In order to provide a more convenient overview of the variables, we divided the core survey items into five categories based on a framework developed by the OECD:
· Material wellbeing
· Family and environment
· Risk behaviour and lifestyle
· Subjective wellbeing
This gives the structure of the database of child wellbeing measures that we developed. Essentially, we put information about the central features of each measure into a table for each survey that we had included in our collection. For example, under the category of material wellbeing, we identified concerns about family income as a core child wellbeing variable. One of the surveysthat asks children about this is the “Children’s Worlds”. We present the variable and metadata information in a tabular format as shown in the screenshot below. This information is included for each dataset that has an item for financial concerns in the family. When researchers need more information about a variable and data source, there is a companion spreadsheet that expands on the information in the table. The additional information includes the exact response categories and labels as well as the variable name in the dataset. Also included is a link to the documentation from the original source that provides even more information on the data.

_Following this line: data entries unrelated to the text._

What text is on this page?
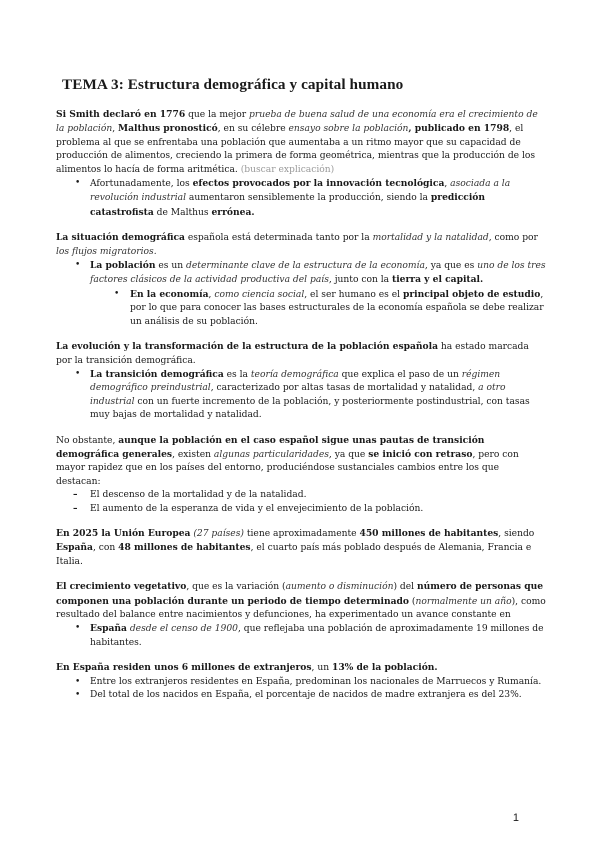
TEMA 3: Estructura demográfica y capital humano

Si Smith declaró en 1776 que la mejor prueba de buena salud de una economía era el crecimiento de la población, Malthus pronosticó, en su célebre ensayo sobre la población, publicado en 1798, el problema al que se enfrentaba una población que aumentaba a un ritmo mayor que su capacidad de producción de alimentos, creciendo la primera de forma geométrica, mientras que la producción de los alimentos lo hacía de forma aritmética. (buscar explicación)

• Afortunadamente, los efectos provocados por la innovación tecnológica, asociada a la revolución industrial aumentaron sensiblemente la producción, siendo la predicción catastrofista de Malthus errónea.

La situación demográfica española está determinada tanto por la mortalidad y la natalidad, como por los flujos migratorios.

• La población es un determinante clave de la estructura de la economía, ya que es uno de los tres factores clásicos de la actividad productiva del país, junto con la tierra y el capital.
• En la economía, como ciencia social, el ser humano es el principal objeto de estudio, por lo que para conocer las bases estructurales de la economía española se debe realizar un análisis de su población.

La evolución y la transformación de la estructura de la población española ha estado marcada por la transición demográfica.

• La transición demográfica es la teoría demográfica que explica el paso de un régimen demográfico preindustrial, caracterizado por altas tasas de mortalidad y natalidad, a otro industrial con un fuerte incremento de la población, y posteriormente postindustrial, con tasas muy bajas de mortalidad y natalidad.

No obstante, aunque la población en el caso español sigue unas pautas de transición demográfica generales, existen algunas particularidades, ya que se inició con retraso, pero con mayor rapidez que en los países del entorno, produciéndose sustanciales cambios entre los que destacan:

– El descenso de la mortalidad y de la natalidad.
– El aumento de la esperanza de vida y el envejecimiento de la población.

En 2025 la Unión Europea (27 países) tiene aproximadamente 450 millones de habitantes, siendo España, con 48 millones de habitantes, el cuarto país más poblado después de Alemania, Francia e Italia.

El crecimiento vegetativo, que es la variación (aumento o disminución) del número de personas que componen una población durante un periodo de tiempo determinado (normalmente un año), como resultado del balance entre nacimientos y defunciones, ha experimentado un avance constante en

• España desde el censo de 1900, que reflejaba una población de aproximadamente 19 millones de habitantes.

En España residen unos 6 millones de extranjeros, un 13% de la población.

• Entre los extranjeros residentes en España, predominan los nacionales de Marruecos y Rumanía.
• Del total de los nacidos en España, el porcentaje de nacidos de madre extranjera es del 23%.
1
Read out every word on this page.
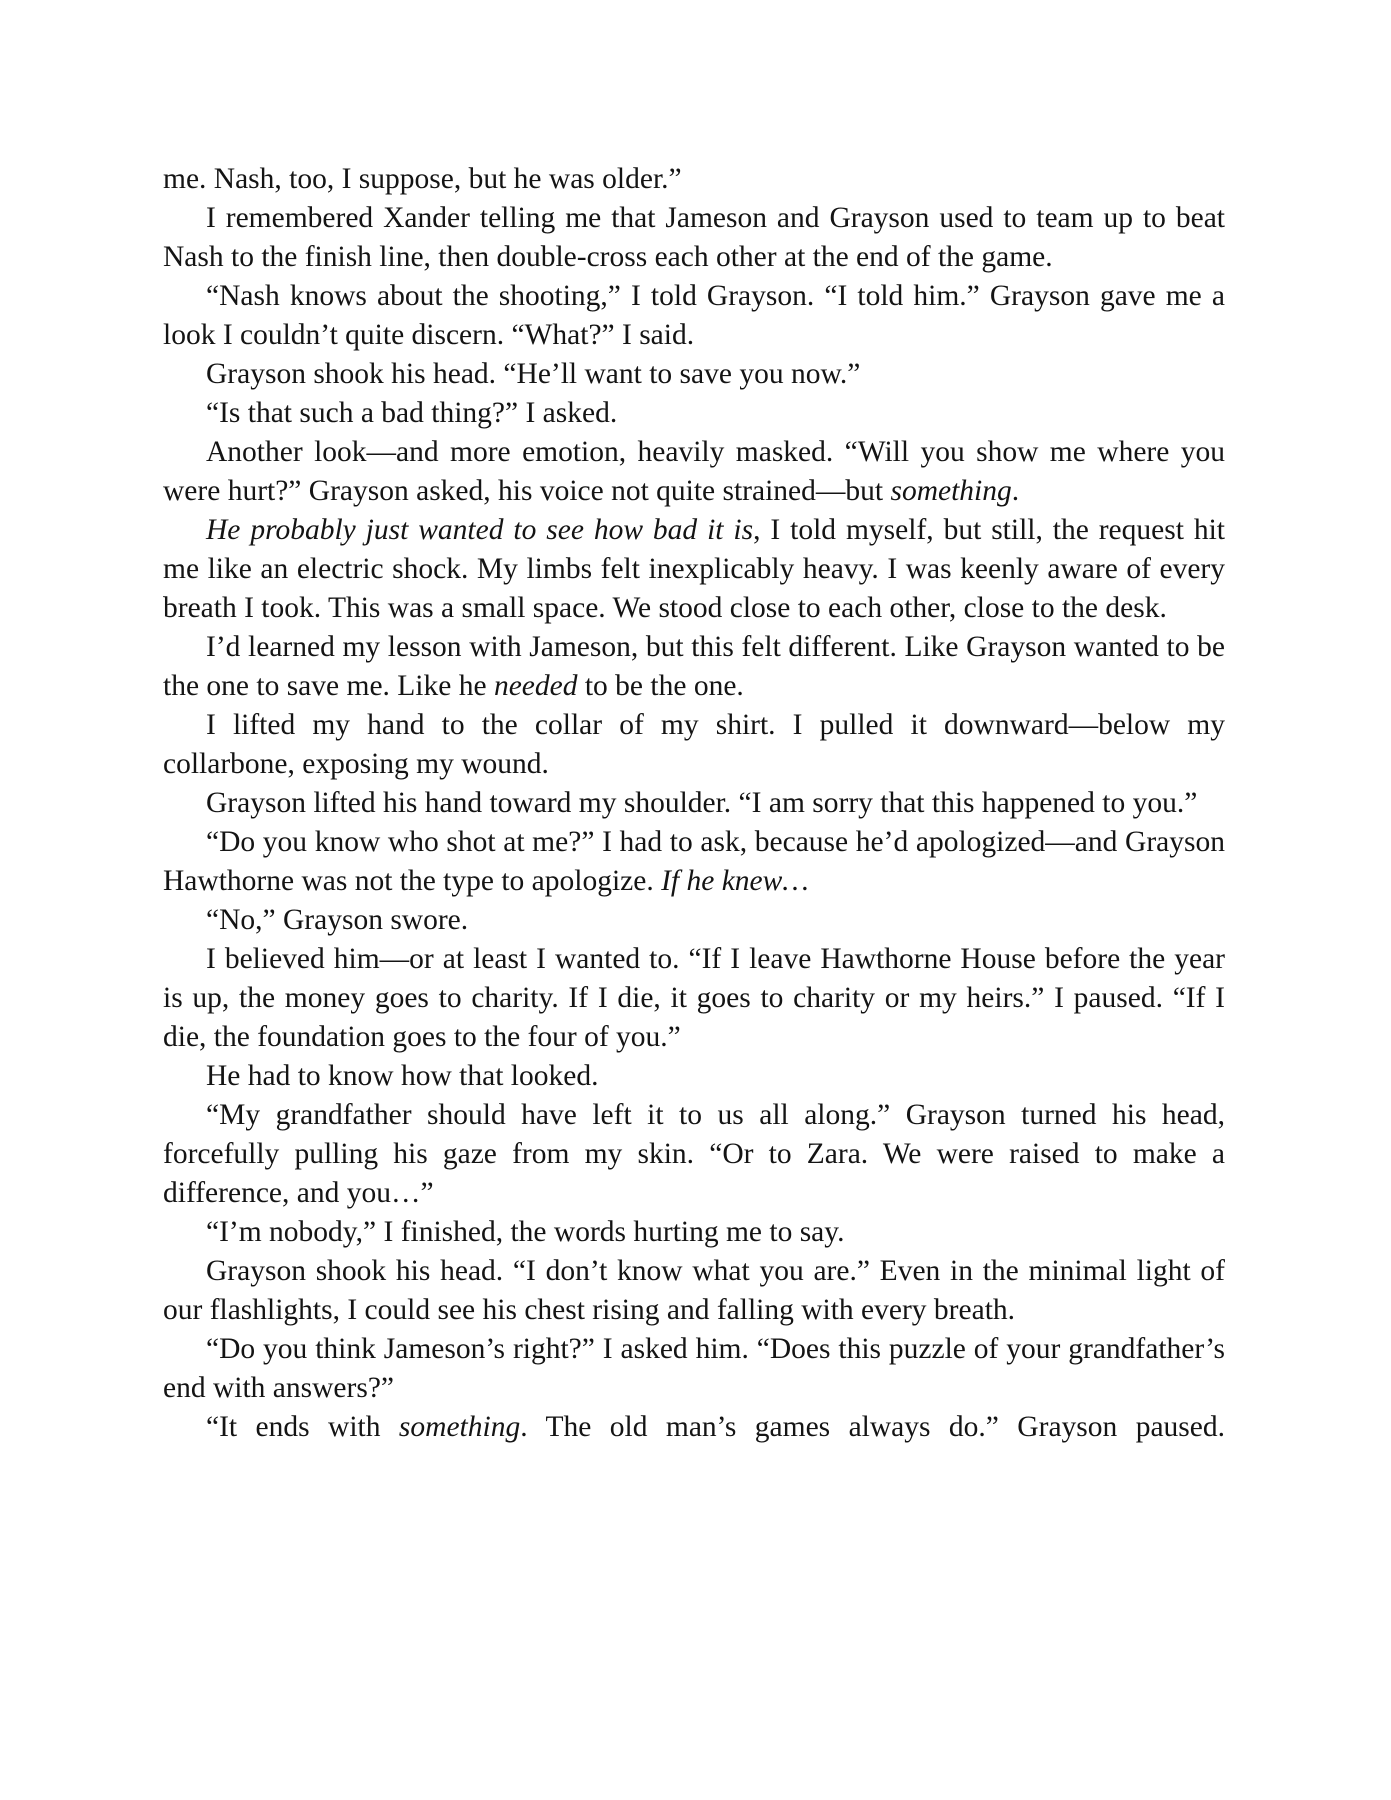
me. Nash, too, I suppose, but he was older.”

I remembered Xander telling me that Jameson and Grayson used to team up to beat Nash to the finish line, then double-cross each other at the end of the game.

“Nash knows about the shooting,” I told Grayson. “I told him.” Grayson gave me a look I couldn’t quite discern. “What?” I said.

Grayson shook his head. “He’ll want to save you now.”

“Is that such a bad thing?” I asked.

Another look—and more emotion, heavily masked. “Will you show me where you were hurt?” Grayson asked, his voice not quite strained—but something.

He probably just wanted to see how bad it is, I told myself, but still, the request hit me like an electric shock. My limbs felt inexplicably heavy. I was keenly aware of every breath I took. This was a small space. We stood close to each other, close to the desk.

I’d learned my lesson with Jameson, but this felt different. Like Grayson wanted to be the one to save me. Like he needed to be the one.

I lifted my hand to the collar of my shirt. I pulled it downward—below my collarbone, exposing my wound.

Grayson lifted his hand toward my shoulder. “I am sorry that this happened to you.”

“Do you know who shot at me?” I had to ask, because he’d apologized—and Grayson Hawthorne was not the type to apologize. If he knew…

“No,” Grayson swore.

I believed him—or at least I wanted to. “If I leave Hawthorne House before the year is up, the money goes to charity. If I die, it goes to charity or my heirs.” I paused. “If I die, the foundation goes to the four of you.”

He had to know how that looked.

“My grandfather should have left it to us all along.” Grayson turned his head, forcefully pulling his gaze from my skin. “Or to Zara. We were raised to make a difference, and you…”

“I’m nobody,” I finished, the words hurting me to say.

Grayson shook his head. “I don’t know what you are.” Even in the minimal light of our flashlights, I could see his chest rising and falling with every breath.

“Do you think Jameson’s right?” I asked him. “Does this puzzle of your grandfather’s end with answers?”

“It ends with something. The old man’s games always do.” Grayson paused.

Our intention is to give researchers the information they need to make their own decisions about which variables are equivalent and comparable and therefore harmonisable. This leads to the second task that we want to achieve with the database: Providing tools to help researchers harmonise child wellbeing data from different data sources. We do this by providing commented examples using the freely available statistical software R. The code we present in the database takes users through the steps from importing and cleaning data to making informed harmonisation decisions, creating a crosswalk table to analyse the comparability of measures from different data sources and finally to the harmonisation and compilation of a harmonised measure that can be integrated into the researcher’s analysis.
We are positive that this will be a useful tool for potential child wellbeing research! The link to the database webpages will be published on the official COORDINATE webpage in January.